SAN BENEDETTO DEL TRONTO – Nel corso del 2020 potrebbe avvenire il sorpasso degli abitanti di San Benedetto del Tronto su Ascoli Piceno. Questo è il dato statistico possibile sulla base dell’andamento della popolazione dei due principali centri urbani del Piceno nel corso degli ultimi anni: soprattutto a causa della diminuzione dei residenti ad Ascoli, fenomeno presente già prima del terremoto del 2016 e amplificato poi dagli eventi sismici.

San Benedetto, da parte sua, mantiene una popolazione stabile o in leggero aumento: se il saldo nascite-morti risulta leggermente negativo, continua tuttavia un fenomeno immigratorio sia dall’hinterland piceno che da altre zone d’Italia.

Come dal nostro ultimo articolo su questo tema (clicca qui), dal 1° gennaio al 30 settembre 2019 Ascoli ha perso 478 residenti, mentre San Benedetto appena 30. Se questa tendenza continuerà anche nel 2020, San Benedetto colmerà i 381 abitanti di differenza, forse già nella prima metà dell’anno.

Questa tendenza andrebbe fermata o gestita, nei limiti del possibile (ricordiamo la sostanziale impotenza dell’ente intermedio provincia, abolita nei fatti), attraverso una programmazione urbanistica e socio-economica che richiederebbe, però, ben altra funzione del ruolo pubblico (non è questo l’articolo per approfondire). Tanto più che il Piceno è una delle province le cui aree interne hanno subito la distruzione del terremoto: invece l’effetto della crisi economica, della de-industrializzazione e per ultimo del sisma hanno dato una nuova spinta verso lo spostamento sulla costa.
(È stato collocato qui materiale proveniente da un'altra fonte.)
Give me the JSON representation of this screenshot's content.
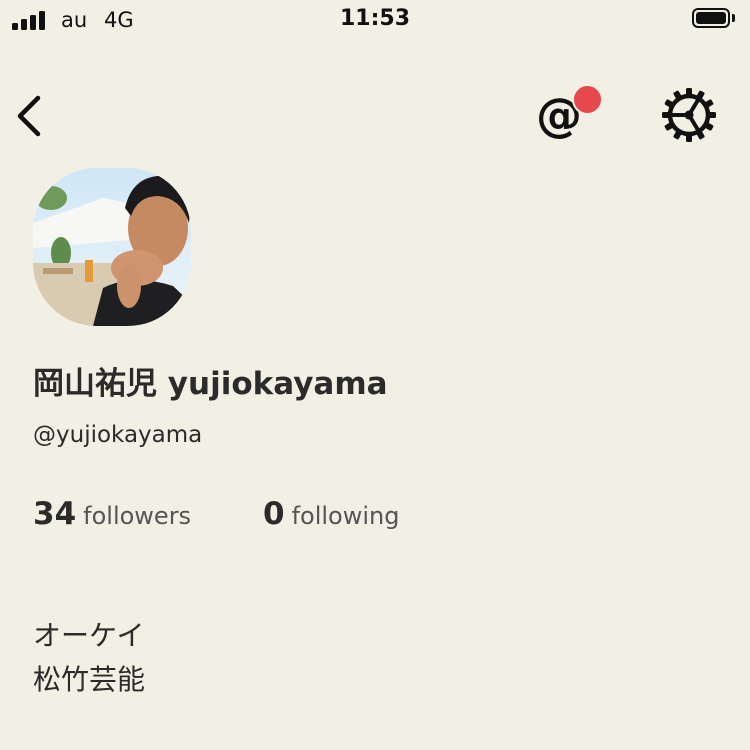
{
  "status_bar": {
    "carrier": "au",
    "network": "4G",
    "time": "11:53"
  },
  "nav": {
    "back_icon": "chevron-left-icon",
    "mention_icon": "at-sign-icon",
    "mention_has_notification": true,
    "settings_icon": "gear-icon"
  },
  "profile": {
    "display_name": "岡山祐児 yujiokayama",
    "username": "@yujiokayama",
    "followers": {
      "count": "34",
      "label": "followers"
    },
    "following": {
      "count": "0",
      "label": "following"
    },
    "bio_lines": [
      "オーケイ",
      "松竹芸能"
    ]
  },
  "colors": {
    "background": "#f2efe4",
    "text": "#2b2b2b",
    "notification_dot": "#e5484d"
  }
}
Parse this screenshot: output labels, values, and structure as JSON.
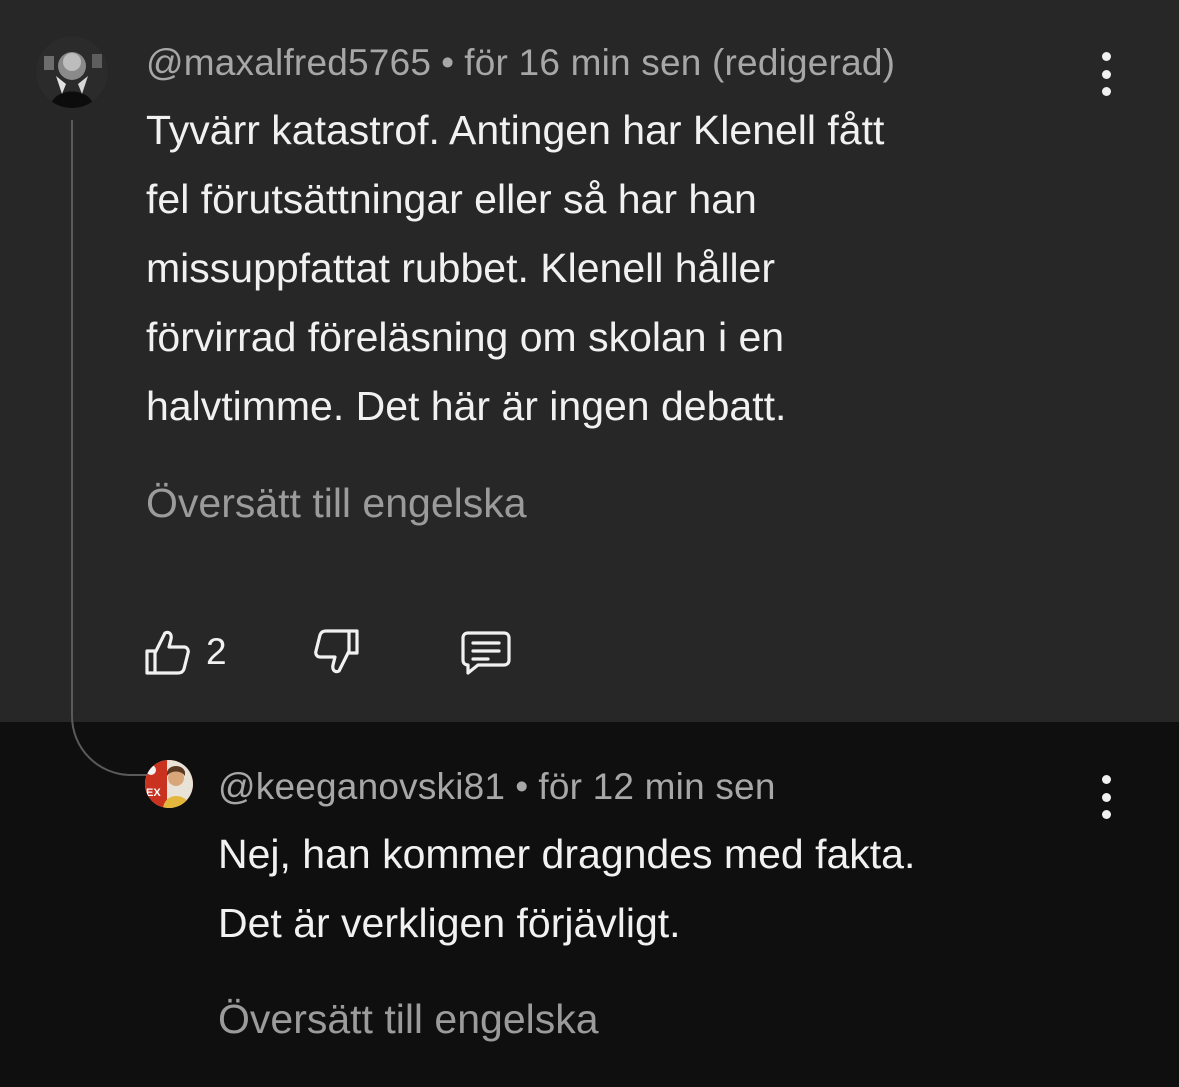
{
  "main_comment": {
    "username": "@maxalfred5765",
    "separator": "•",
    "timestamp": "för 16 min sen (redigerad)",
    "text": "Tyvärr katastrof. Antingen har Klenell fått\nfel förutsättningar eller så har han\nmissuppfattat rubbet. Klenell håller\nförvirrad föreläsning om skolan i en\nhalvtimme. Det här är ingen debatt.",
    "translate_label": "Översätt till engelska",
    "like_count": "2",
    "icons": {
      "avatar": "user-avatar",
      "like": "thumbs-up-icon",
      "dislike": "thumbs-down-icon",
      "reply": "comment-icon",
      "menu": "more-vertical-icon"
    }
  },
  "reply_comment": {
    "username": "@keeganovski81",
    "separator": "•",
    "timestamp": "för 12 min sen",
    "text": "Nej, han kommer dragndes med fakta.\nDet är verkligen förjävligt.",
    "translate_label": "Översätt till engelska",
    "icons": {
      "avatar": "user-avatar",
      "menu": "more-vertical-icon"
    }
  },
  "colors": {
    "main_bg": "#272727",
    "page_bg": "#0f0f0f",
    "text_primary": "#f1f1f1",
    "text_secondary": "#a7a7a7",
    "thread_line": "#5a5a5a"
  }
}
Fatto sta che oggi i due poli urbani della Provincia, Ascoli e San Benedetto, hanno due dinamiche diverse. Innanzitutto San Benedetto con i comuni della costa (Grottammare e Cupra) e i due adiacenti Monteprandone e Acquaviva Picena (tralasciando poi Martinsicuro), costituisce di fatto una unica struttura urbana di circa 85 mila abitanti.

Ascoli sta invece espellendo abitanti, oltre che verso San Benedetto e la Vallata, anche su Castel di Lama e Folignano: insieme i tre comuni oscillano attorno ai 66 mila abitanti.

Ascoli, con Castel di Lama e Folignano, copre una superficie di 184 chilometri quadrati; l’area attorno a San Benedetto prima citata appena 86.

Quello che sta avvenendo a livello di flussi di residenti dà sempre più l’idea di una unica struttura urbana, almeno nella Vallata del Tronto, gestita tra diverse municipalità che orbitano su due centri.

A questo punto occorrerebbe capire se potrebbe avere un senso, come spesso in Riviera si senti dire di recente, di ridenominare la provincia in Ascoli-San Benedetto. La qual cosa, a rigor di logica, non sarebbe campata in aria, anche se il rischio è di innescare invece che una discussione razionale e conveniente una battaglia campanilistica inutile e controproducente. Si pensi ad esempio al danno subito da San Benedetto, solo per non essere un capoluogo di provincia, nella perdita del Tribunale, che pure, per ragioni demografiche ed economiche oltre che logistiche e ambientali, sarebbe stato sempre utile in Riviera.

Abbiamo verificato, nella pagina Tuttitalia.it, qual è attualmente la situazione nel resto d’Italia nelle 107 province o Città Metropolitane esistenti.

Solo in cinque di loro la popolazione del capoluogo di provincia è inferiore a quella di un altro comune (oltre il recente caso, un po’ anomalo, di Cosenza).

Parliamo di Varese, dove il capoluogo ha (dati Istat al 1° gennaio 2019) 80.559 abitanti e Busto Arsizio 83.628; Imperia, dove il capoluogo ha 42.450 abitanti e Sanremo 54.598; Caltanissetta, che ha 61.064 abitanti con Gela con 73.854; Trapani (67.531) con Marsala (82.640). Nelle Marche a Macerata la popolazione del capoluogo (41.514) è inferiore a quella di Civitanova (42.476).

C’è poi lo strano caso di Cosenza (67.270), con Corigliano-Rossano che ha 77.128 abitanti dopo la recente fusione (ben 346 chilometri quadrati).

In diverse delle città sopra menzionate sono sorti comitati che hanno chiesto la doppia denominazione della provincia (quello che è avvenuto più di recente ad esempio per Forlì-Cesena e in passato per Pesaro-Urbino e Massa-Carrara) o richieste di cambiamento di provincia rispetto all’attuale. Ad esempio qui a Sanremo.

Oppure per la creazione di province distaccate dal capoluogo, qui a Gela e qui a Busto Arsizio.